Semantic Recollection in Parkinson’s Disease: Functional Reconfiguration and MAPT Variants

• Main Authors: Deborah L. Harrington, Qian Shen, Vida Sadeghi, Mingxiong Huang, Irene Litvan, Xiangyu Wei, Roland R. Lee
• Format: Article
• Language: English
• Published: Frontiers Media S.A. 2021-09-01
• Series: Frontiers in Aging Neuroscience
• Subjects: Parkinson’s disease; semantic network; cognition; fMRI; functional connectivity; MAPT gene
• Online Access: https://www.frontiersin.org/articles/10.3389/fnagi.2021.727057/full
• ISSN: 1663-4365

Decline in semantic cognition in early stages of Parkinson’s disease (PD) is a leading risk factor for future dementia, yet the underlying neural mechanisms are not understood. The present study addressed this gap by investigating the functional connectivity of regions involved in semantic recollection. We further examined whether microtubule-associated protein tau (MAPT) risk variants, which may accelerate cognitive decline, altered the strength of regional functional connections. Cognitively normal PD and healthy elder controls underwent fMRI while performing a fame-discrimination task, which activates the semantic network. Analyses focused on disturbances in fame-modulated functional connectivity in PD for regions that govern semantic recollection and interrelated processes. Group differences were found in multiple connectivity features, which were reduced into principal components that reflected the strength of fame-modulated regional couplings with other brain areas. Despite the absence of group differences in semantic cognition, two aberrant connectivity patterns were uncovered in PD. One pattern was related to a loss in frontal, parietal, and temporal connection topologies that governed semantic recollection in older controls. Another pattern was characterized by functional reconfiguration, wherein frontal, parietal, temporal and caudate couplings were strengthened with areas that were not recruited by controls.

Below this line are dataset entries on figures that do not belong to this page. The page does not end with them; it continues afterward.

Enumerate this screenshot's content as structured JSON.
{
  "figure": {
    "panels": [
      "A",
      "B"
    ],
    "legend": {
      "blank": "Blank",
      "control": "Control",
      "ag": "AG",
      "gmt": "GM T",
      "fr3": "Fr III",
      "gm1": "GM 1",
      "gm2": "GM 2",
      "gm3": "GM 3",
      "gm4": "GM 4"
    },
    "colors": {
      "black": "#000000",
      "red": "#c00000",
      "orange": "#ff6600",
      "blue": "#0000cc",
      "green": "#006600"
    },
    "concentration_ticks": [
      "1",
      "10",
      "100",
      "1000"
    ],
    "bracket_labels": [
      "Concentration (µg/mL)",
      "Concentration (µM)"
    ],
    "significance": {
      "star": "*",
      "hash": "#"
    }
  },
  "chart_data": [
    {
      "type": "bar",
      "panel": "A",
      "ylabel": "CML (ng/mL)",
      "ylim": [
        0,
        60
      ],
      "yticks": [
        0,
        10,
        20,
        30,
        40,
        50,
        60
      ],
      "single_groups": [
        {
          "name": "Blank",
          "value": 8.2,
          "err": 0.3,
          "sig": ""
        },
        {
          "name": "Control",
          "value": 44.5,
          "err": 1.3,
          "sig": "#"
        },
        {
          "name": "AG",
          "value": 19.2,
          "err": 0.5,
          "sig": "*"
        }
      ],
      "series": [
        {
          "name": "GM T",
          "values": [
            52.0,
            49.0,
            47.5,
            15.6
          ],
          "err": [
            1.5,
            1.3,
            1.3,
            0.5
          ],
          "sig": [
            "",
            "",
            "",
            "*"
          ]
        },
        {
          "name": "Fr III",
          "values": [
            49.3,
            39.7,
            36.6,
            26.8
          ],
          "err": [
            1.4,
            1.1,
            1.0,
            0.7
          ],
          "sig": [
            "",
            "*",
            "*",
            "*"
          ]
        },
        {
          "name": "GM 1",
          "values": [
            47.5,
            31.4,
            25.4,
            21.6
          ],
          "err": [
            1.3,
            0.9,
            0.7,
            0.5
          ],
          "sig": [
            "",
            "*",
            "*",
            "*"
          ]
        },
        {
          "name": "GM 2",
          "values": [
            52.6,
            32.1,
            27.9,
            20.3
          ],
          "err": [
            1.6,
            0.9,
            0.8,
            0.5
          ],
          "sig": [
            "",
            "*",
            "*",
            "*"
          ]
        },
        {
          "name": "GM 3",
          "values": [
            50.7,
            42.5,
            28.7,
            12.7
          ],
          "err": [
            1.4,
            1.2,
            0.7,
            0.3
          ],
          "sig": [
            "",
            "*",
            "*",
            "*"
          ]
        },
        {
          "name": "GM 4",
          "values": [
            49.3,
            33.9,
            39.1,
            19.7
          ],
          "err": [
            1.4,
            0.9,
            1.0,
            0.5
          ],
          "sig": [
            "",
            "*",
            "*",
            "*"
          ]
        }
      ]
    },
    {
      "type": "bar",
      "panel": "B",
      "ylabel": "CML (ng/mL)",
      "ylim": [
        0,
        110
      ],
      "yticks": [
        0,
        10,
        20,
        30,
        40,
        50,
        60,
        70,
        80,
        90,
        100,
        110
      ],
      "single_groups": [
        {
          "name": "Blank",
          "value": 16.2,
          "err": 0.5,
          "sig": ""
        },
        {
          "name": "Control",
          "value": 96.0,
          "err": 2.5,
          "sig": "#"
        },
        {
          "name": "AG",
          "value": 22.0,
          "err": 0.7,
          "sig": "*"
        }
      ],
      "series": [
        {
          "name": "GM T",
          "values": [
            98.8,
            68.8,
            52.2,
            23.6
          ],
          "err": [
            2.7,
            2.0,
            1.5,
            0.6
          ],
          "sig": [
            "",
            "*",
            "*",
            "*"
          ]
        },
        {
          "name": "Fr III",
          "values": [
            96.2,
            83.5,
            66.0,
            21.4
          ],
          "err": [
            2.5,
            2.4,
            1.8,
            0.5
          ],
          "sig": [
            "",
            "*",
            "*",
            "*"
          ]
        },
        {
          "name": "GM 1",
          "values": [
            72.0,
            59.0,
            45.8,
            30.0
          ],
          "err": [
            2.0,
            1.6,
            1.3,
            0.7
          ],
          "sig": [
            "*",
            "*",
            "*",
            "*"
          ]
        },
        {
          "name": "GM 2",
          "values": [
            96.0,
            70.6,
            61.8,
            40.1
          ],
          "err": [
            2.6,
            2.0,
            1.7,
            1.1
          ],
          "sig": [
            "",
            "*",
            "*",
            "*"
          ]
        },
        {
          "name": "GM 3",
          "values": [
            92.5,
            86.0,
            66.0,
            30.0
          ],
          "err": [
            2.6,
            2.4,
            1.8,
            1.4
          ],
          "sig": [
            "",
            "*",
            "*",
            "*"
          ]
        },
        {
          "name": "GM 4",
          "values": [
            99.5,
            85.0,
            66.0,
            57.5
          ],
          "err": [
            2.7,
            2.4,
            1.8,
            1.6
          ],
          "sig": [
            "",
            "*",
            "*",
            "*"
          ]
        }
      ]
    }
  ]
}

Correlations between principal component scores and cognitive measures suggested that reconfigured frontal coupling topologies in PD supported compensatory routes for accessing semantic content, whereas reconfigured parietal, temporal, and caudate connection topologies were detrimental or unrelated to cognition. Increased tau transcription diminished recruitment of compensatory frontal topologies but amplified recruitment of parietal topologies that were unfavorable for cognition. Collectively, the findings provide a new understanding of early vulnerabilities in the functional architecture of regional connectivity during semantic recollection in cognitively normal PD. The findings also have implications for tracking cognitive progression and selecting patients who stand to benefit from therapeutic interventions.